A nail also showing that something could hang there once again, too.... when we’re ready to make the home our own. Our little nest.
Not that it’s really needed, as it was the last room that I sorted, I stick my head into the dining room. A cheap table from B&Q, less than one hundred pounds and four chairs, which came with the table, around it.

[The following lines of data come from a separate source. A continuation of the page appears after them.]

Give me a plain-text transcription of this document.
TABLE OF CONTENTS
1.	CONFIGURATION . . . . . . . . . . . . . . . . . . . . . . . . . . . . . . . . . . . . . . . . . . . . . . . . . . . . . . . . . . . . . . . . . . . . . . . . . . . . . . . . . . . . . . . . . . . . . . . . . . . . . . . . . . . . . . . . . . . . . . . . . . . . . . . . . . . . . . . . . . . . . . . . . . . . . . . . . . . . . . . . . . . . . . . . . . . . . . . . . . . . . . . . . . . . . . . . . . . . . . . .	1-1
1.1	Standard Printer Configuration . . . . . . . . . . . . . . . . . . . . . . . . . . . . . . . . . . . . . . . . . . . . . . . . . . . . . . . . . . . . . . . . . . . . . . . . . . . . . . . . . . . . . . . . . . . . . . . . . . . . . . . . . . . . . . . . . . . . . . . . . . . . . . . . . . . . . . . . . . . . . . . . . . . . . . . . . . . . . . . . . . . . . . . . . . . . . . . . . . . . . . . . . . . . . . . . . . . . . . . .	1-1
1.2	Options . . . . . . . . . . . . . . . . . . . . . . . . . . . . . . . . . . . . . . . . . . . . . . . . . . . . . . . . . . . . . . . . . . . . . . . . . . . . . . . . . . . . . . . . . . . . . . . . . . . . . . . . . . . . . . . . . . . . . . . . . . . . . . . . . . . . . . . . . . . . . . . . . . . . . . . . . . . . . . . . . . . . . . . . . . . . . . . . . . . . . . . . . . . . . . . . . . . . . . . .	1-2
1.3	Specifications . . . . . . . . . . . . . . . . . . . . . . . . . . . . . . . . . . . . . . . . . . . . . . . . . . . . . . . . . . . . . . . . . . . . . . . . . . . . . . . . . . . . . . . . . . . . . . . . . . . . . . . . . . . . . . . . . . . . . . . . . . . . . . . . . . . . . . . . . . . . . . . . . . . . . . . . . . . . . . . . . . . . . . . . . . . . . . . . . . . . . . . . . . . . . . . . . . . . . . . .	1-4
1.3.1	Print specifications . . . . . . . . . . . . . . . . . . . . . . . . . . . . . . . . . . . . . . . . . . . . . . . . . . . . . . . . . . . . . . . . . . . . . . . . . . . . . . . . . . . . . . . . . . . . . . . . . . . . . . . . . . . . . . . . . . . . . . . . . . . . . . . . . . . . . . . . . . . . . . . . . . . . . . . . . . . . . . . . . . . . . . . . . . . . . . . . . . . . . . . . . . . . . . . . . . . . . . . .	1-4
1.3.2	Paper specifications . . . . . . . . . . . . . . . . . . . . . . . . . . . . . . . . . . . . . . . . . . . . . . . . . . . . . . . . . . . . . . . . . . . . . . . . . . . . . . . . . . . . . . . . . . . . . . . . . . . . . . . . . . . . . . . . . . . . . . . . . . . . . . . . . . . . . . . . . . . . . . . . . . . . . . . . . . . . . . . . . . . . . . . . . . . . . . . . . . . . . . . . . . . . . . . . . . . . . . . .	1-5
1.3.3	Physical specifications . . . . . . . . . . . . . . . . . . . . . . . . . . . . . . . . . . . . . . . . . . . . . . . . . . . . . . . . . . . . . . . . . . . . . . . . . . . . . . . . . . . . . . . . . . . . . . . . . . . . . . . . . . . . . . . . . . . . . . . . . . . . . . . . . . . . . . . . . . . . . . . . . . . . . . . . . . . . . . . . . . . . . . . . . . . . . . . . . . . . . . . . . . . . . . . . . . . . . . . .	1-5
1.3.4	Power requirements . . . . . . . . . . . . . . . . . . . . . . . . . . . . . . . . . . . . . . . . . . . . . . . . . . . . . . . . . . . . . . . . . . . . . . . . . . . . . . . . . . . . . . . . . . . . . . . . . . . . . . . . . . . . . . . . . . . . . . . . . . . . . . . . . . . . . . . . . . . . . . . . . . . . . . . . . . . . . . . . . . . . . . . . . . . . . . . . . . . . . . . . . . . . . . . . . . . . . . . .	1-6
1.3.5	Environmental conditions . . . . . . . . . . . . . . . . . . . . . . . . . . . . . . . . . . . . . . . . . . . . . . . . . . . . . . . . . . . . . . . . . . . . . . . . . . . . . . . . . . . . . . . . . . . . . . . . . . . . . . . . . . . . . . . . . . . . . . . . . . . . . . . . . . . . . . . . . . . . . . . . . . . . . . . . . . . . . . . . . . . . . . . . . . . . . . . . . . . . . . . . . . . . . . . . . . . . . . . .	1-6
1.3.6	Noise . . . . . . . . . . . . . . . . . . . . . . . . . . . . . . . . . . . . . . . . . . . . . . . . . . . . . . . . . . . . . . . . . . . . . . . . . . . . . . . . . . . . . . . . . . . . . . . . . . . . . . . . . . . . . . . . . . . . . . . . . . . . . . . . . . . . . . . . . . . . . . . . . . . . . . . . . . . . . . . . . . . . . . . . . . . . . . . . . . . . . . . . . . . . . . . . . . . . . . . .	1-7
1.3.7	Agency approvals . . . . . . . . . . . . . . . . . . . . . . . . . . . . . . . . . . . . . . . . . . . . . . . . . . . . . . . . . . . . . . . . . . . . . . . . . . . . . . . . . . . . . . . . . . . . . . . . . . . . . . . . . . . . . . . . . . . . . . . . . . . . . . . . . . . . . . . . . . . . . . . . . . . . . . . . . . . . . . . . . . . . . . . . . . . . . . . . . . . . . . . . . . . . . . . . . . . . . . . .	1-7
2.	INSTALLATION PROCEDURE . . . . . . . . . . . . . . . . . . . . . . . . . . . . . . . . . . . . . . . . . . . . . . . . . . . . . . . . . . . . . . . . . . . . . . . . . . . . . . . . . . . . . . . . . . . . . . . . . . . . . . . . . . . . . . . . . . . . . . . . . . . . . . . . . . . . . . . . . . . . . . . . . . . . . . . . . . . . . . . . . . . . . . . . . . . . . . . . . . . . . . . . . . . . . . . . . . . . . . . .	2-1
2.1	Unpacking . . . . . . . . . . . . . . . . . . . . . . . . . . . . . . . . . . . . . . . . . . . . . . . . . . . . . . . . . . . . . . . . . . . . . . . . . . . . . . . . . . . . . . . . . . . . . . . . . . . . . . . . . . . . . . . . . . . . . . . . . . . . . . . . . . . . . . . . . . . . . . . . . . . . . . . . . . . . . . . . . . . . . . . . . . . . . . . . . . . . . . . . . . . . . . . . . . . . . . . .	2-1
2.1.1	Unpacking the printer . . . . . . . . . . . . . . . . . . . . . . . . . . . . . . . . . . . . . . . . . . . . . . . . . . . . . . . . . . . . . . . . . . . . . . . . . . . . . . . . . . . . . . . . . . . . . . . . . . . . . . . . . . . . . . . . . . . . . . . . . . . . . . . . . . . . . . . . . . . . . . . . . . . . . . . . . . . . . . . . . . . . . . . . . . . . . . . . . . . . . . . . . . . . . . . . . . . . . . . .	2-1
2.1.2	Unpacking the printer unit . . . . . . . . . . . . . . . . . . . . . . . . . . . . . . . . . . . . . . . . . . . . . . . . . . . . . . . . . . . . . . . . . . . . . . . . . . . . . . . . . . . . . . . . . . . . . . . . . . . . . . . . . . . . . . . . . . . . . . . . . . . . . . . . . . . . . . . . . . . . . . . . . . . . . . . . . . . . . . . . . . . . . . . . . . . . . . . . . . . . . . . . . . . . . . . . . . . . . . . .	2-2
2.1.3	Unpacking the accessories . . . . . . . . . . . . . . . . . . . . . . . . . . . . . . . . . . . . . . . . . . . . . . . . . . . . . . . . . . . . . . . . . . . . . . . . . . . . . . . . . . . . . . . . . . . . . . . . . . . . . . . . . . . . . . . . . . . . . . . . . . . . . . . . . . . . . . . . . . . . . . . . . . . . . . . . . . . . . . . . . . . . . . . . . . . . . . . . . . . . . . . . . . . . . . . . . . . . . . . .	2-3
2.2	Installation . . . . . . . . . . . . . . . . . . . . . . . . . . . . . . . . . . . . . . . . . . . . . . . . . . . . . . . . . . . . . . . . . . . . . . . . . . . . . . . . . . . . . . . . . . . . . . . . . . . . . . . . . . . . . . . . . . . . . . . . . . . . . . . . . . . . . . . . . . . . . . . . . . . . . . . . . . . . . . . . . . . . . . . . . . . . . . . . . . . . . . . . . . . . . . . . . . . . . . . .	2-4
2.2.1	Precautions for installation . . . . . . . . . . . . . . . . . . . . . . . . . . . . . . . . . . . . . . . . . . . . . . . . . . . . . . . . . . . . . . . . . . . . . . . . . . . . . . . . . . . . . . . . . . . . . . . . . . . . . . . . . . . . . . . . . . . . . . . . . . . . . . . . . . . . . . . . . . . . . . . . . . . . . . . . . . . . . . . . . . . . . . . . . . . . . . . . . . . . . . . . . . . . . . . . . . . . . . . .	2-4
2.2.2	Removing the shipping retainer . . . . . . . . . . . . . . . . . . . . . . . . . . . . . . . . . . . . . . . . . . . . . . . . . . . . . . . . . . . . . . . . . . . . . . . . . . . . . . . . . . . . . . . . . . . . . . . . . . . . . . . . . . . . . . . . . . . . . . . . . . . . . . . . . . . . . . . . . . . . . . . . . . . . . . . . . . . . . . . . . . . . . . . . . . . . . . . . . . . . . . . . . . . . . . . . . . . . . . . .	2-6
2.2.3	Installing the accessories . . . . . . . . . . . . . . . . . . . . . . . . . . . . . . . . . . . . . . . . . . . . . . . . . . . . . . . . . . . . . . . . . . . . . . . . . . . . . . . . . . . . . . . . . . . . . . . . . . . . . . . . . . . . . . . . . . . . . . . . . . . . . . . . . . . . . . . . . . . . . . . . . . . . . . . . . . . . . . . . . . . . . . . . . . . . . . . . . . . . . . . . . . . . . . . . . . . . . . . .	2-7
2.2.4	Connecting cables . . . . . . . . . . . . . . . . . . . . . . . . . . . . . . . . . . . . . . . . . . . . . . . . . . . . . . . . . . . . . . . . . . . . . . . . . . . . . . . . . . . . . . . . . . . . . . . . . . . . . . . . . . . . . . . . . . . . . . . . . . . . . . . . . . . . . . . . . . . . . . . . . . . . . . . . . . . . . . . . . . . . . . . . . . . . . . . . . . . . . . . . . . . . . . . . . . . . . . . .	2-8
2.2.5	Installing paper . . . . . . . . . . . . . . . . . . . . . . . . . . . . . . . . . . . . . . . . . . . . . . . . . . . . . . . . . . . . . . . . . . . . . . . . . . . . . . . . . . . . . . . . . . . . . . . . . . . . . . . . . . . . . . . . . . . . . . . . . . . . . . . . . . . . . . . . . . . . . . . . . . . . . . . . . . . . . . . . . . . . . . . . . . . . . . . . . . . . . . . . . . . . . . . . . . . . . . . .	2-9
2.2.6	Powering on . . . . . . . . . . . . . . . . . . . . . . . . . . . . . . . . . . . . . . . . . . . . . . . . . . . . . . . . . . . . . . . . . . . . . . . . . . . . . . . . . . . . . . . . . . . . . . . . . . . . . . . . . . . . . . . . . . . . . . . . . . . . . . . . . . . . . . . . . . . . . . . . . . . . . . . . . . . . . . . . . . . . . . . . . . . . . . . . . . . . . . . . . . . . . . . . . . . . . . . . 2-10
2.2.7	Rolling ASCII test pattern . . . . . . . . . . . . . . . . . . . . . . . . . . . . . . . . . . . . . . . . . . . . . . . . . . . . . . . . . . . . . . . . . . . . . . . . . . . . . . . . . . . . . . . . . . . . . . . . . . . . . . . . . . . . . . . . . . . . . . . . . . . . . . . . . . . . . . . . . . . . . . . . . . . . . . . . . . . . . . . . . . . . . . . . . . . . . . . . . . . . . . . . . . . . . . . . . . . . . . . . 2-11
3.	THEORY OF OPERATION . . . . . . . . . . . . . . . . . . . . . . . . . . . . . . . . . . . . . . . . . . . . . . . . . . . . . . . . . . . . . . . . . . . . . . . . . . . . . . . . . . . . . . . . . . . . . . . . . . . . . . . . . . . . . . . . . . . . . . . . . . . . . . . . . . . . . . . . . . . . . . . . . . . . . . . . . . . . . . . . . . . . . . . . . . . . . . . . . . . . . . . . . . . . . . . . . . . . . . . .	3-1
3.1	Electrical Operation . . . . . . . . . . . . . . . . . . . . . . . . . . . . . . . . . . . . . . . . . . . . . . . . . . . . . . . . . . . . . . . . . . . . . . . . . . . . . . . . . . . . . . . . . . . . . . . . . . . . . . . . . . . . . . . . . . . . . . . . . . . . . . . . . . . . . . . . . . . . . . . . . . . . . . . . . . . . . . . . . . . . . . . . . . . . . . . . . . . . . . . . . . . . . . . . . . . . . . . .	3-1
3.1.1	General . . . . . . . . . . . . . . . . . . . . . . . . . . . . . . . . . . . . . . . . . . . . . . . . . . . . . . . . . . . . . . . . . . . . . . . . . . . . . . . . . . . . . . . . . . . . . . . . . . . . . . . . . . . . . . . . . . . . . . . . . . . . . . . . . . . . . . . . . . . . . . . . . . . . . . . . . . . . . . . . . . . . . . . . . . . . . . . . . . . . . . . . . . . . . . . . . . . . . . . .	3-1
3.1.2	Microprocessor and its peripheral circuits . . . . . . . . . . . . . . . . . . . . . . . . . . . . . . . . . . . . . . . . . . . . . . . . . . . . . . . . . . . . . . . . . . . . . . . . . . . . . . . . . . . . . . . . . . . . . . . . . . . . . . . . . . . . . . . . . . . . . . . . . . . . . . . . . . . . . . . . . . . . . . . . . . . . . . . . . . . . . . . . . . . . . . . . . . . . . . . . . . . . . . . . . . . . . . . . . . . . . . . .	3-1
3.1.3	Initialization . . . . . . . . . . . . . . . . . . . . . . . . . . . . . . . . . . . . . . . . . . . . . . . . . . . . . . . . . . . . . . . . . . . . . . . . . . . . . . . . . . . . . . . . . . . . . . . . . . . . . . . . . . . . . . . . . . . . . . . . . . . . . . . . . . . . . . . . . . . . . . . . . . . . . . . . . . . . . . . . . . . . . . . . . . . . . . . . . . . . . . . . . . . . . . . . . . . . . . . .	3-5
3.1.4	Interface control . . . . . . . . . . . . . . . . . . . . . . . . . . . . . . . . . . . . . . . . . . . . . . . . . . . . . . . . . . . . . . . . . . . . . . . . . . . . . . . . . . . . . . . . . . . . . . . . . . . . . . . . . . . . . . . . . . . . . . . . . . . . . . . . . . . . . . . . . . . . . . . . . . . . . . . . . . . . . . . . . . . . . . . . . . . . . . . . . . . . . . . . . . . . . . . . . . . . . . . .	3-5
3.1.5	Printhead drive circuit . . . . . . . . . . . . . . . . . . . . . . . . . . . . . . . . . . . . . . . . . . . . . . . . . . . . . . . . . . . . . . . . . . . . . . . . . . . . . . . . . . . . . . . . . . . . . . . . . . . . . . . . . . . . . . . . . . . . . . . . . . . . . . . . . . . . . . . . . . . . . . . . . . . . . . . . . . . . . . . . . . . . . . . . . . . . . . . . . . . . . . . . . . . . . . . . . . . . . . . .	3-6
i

I left place settings on the table.
I think place settings are important. They show everyone has their own place. A place for Susie, a place for me and, eventually, a place for some guests. Maybe, and I’m getting ahead of myself now, her parents.
I wonder, will they give me their blessing to be seeing their daughter?
Hopefully.
I walk up the stairs noticing they creak more, without the carpet. Maybe getting rid of the carpet here was a mistake? No matter, something else to shop for - a romantic shopping trip..... looking for carpet. I smile to myself.
The bathroom - a clean, white bath-tub, white walls, white sink, light blue tiled floor. I don’t like this room. It seems clinical. Depressing. The other rooms are a little depressing - what with being so empty - but there’s scope, there, for improving it.
To improve the bathroom - to the scale which I think is needed - would be a major upheaval. I don’t have the time or the patience. Still, it’s clean. That’s something at least. I close the door as I step back out onto the landing.